Digitalizing and outsourcing routine processes are coming to the fore as tools of resilience, creating more streamlined systems and enabling firms to access specialist global resources for a fraction of the cost of retaining their own, freeing them up to focus on higher-value work while providing flexible access to scale as required.  Meanwhile, the forced implementation of remote working has improved law firm digital literacy substantially while demonstrating the efficacy of cloud solutions both in terms of accessibility and security / resilience.

This brings with it a real opportunity for the ambitious. Law firms are already innovating to establish new products and services tailored to what is becoming known as the ‘new normal’, and the host of new demands from legal clients that will result. But more can be done.
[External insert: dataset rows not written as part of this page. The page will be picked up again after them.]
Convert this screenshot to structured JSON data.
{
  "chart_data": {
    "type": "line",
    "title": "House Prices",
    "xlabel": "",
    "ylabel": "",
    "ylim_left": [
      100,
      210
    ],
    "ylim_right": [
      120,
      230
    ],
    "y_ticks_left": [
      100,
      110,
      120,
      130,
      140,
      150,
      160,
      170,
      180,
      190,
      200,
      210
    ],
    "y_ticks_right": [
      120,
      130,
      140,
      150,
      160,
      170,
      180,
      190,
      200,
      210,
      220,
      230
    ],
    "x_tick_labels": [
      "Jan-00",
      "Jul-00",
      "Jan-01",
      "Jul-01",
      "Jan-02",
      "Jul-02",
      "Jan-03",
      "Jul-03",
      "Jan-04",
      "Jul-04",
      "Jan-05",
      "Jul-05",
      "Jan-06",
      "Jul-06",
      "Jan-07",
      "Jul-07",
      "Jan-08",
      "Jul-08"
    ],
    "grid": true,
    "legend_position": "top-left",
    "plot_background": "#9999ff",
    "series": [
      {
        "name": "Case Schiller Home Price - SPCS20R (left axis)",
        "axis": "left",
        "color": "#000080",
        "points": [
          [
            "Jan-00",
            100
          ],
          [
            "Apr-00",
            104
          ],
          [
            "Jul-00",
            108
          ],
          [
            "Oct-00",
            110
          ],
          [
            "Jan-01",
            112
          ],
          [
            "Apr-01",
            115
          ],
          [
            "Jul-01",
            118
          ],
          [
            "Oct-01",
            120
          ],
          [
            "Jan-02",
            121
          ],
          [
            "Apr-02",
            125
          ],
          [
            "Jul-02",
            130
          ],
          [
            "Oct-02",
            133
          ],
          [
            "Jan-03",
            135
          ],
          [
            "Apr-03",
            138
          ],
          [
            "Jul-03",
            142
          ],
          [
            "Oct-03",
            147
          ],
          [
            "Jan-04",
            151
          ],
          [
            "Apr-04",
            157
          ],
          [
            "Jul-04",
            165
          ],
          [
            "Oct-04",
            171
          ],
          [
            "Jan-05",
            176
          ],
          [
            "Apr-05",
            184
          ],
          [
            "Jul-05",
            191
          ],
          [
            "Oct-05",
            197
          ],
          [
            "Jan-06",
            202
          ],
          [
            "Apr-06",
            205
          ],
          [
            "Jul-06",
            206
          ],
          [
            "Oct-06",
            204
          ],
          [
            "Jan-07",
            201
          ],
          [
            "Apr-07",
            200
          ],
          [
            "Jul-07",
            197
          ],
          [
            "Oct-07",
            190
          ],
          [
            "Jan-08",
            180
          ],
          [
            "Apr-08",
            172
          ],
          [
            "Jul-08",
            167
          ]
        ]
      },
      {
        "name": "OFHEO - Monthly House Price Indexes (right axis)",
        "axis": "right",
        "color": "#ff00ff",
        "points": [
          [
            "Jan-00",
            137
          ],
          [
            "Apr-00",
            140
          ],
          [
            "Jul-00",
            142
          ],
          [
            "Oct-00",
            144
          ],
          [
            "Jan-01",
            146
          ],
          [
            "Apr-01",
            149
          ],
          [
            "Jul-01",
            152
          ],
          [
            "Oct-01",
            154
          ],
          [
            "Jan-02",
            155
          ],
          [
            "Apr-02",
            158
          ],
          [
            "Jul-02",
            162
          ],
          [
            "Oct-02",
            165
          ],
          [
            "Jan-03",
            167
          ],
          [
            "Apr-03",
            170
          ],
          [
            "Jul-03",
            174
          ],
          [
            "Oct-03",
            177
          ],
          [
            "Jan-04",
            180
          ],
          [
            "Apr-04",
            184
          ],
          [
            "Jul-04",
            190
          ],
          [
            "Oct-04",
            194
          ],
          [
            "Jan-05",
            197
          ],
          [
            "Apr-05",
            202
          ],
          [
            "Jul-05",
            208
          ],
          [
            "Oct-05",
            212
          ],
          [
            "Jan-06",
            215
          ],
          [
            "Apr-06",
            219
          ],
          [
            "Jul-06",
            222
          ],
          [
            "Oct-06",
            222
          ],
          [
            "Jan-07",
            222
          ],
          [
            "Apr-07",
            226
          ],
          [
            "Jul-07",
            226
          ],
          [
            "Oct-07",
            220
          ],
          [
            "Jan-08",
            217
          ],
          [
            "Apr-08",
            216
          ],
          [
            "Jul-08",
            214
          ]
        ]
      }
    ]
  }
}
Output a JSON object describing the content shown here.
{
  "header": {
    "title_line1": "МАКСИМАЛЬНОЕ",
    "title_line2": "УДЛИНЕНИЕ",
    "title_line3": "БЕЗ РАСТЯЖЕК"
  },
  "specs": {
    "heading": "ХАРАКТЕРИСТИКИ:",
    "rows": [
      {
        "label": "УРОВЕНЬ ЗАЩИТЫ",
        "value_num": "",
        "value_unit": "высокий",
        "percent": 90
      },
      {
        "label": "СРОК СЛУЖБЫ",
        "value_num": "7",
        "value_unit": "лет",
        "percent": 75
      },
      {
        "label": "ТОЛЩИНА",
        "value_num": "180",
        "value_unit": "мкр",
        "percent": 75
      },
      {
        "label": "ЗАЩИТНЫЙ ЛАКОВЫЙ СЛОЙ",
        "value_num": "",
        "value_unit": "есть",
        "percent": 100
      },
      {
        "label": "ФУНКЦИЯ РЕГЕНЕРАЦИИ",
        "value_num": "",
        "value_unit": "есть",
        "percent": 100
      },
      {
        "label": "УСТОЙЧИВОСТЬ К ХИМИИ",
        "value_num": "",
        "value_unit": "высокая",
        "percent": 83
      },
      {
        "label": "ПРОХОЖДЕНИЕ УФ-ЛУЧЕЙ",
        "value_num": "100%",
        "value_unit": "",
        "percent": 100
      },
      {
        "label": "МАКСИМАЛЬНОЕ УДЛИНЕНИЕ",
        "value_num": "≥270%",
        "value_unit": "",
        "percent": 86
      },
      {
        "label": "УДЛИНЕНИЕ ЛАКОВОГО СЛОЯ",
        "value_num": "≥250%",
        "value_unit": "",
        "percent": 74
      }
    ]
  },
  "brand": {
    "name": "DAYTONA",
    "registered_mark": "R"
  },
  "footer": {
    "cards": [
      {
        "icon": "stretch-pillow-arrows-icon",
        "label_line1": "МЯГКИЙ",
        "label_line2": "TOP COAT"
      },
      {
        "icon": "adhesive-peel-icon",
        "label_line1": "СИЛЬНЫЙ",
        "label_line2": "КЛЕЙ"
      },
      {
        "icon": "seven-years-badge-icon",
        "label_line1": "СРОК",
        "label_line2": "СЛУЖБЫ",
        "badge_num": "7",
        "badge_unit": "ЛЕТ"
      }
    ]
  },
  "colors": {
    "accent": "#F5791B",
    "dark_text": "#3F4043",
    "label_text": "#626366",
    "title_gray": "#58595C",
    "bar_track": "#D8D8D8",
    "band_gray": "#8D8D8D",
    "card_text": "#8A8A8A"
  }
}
There are three key questions law firms should now be asking themselves

  • Are our people effectively deployed to create lasting value? People are the primary sources of value and the highest cost center for services businesses. Strategic, commercial deployment of that resource is fundamental. The current crisis has shown that many previously analogue, low level process can now be digitized, improving efficiency and resilience, and enabling lawyers to focus on building deeper client relationships and delivering high level work.
  • How can fixed costs be cut while maintaining quality and scale? Many firms emerging from Covid-19 will be far leaner operations, but this does not mean sacrificing scale. It means removing the redundant and outsourcing or automating the inefficient. This will provide the flexibility to scale up swiftly and without high investment costs for training/recruitment in the good times, and scaling back effectively when there is a drop in demand.
  • Will clients be satisfied with status-quo solutions? Legal clients are increasingly sophisticated, often requiring more for less given the current economic climate. They are cognisant of value and experience at every stage of engagement. The expectation cannot be that the cost of bloated and inefficient operations can be passed on to these clients. A leaner, more agile and more flexible legal industry, fully digitalized and deploying smart solutions will emerge post-Covid-19.

The coronavirus crisis will be the catalyst for change in the industry and though there will continue to be disruption and challenges in the coming months and even years, the opportunity to create a smarter, more effective legal industry paradigm should and must now be seized. The world which will emerge from the current crisis will demand it.